Portanto, um aumento nos juros japoneses teria um impacto relevante no mercado financeiro internacional. Ao investir em títulos soberanos de economias estrangeiras, os investidores japoneses incorrem em risco cambial. Para mitigar esse risco, é feito um hedge cambial. Entretanto, nos últimos 2 anos o retorno de se investir em títulos americanos de 10 anos líquido dos custos de hedge cambial estão negativos para os investidores japoneses. Isso ocorre por diversos motivos, mas os principais são a política monetária contracionista americana vis-à-vis a política monetária ultra acomodativa japonesa, o que levou a uma forte desvalorização do iene japonês desde 2022. Outro fator que contribui para esse custo de hedge elevado é a inversão da curva de juros americana, que já está assim há mais de 16 meses. Nesse contexto, um eventual aumento na taxa de juros japonesa irá piorar ainda mais esse cenário, podendo causar uma reversão de fluxo em direção aos títulos japoneses, reduzindo a liquidez internacional.

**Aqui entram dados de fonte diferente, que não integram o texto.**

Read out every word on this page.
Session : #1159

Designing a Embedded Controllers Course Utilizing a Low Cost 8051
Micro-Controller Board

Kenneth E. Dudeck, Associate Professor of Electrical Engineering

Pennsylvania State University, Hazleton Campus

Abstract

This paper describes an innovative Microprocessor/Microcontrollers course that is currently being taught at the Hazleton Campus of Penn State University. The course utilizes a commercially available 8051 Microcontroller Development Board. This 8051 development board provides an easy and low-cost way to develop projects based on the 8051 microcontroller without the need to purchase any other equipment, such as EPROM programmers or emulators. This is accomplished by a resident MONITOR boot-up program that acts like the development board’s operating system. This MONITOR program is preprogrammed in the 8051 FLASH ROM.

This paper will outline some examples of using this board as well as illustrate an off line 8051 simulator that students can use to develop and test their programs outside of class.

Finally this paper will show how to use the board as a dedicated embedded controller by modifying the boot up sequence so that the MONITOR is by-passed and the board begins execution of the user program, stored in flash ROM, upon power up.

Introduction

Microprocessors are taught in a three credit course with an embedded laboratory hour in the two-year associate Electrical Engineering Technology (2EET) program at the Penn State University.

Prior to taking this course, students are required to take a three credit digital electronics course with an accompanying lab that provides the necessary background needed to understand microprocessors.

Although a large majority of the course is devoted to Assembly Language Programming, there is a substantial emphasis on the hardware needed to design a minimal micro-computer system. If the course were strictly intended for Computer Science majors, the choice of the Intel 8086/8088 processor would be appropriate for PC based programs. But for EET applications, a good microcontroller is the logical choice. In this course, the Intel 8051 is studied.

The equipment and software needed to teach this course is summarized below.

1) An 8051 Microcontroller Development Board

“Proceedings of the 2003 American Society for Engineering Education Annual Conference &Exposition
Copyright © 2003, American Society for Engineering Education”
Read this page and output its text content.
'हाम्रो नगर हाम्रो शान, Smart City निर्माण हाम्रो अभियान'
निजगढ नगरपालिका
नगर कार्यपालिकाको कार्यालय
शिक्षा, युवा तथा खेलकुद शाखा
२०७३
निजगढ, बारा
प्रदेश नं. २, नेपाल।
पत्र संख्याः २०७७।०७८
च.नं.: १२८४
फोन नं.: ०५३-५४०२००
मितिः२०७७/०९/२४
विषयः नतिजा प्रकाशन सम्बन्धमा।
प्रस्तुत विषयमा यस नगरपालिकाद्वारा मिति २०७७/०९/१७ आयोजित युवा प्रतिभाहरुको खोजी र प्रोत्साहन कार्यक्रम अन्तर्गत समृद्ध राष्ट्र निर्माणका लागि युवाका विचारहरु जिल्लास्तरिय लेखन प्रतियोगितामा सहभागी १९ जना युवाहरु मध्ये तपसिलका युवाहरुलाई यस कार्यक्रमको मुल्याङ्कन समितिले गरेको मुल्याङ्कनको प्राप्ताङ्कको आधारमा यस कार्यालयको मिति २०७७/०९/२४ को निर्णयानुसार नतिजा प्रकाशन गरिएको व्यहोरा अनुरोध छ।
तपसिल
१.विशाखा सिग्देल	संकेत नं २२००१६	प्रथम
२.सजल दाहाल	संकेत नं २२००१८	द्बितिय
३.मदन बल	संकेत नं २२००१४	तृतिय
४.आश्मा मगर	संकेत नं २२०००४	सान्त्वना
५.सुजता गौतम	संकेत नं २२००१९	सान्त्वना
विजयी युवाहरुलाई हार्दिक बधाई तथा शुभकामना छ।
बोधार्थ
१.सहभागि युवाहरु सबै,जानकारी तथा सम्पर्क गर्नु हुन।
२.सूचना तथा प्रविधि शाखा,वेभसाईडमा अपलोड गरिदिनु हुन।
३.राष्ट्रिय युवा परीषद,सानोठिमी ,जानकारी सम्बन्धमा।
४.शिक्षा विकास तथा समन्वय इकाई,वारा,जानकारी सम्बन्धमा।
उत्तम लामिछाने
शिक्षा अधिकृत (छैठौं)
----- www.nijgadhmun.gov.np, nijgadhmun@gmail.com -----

Com os investidores japoneses mais avessos aos investimentos internacionais, um candidato natural para esses recursos é o mercado acionário. Portanto, não é exagero dizer que o atual topo da bolsa japonesa é consequência da inflação, que também tem o impacto de elevar as receitas das empresas, melhorando seus earnings per share. E o mercado acionário parece acreditar que a era de deflação finalmente acabou.

Simon Kuznets, prêmio Nobel em economia de 1971, uma vez disse que as economias ao redor do mundo podem ser classificadas em quatro categorias: desenvolvidas, subdesenvolvidas, Japão e Argentina. Definitivamente, a economia japonesa é peculiar, sendo uma das poucas onde uma inflação elevada aumenta o otimismo dos investidores.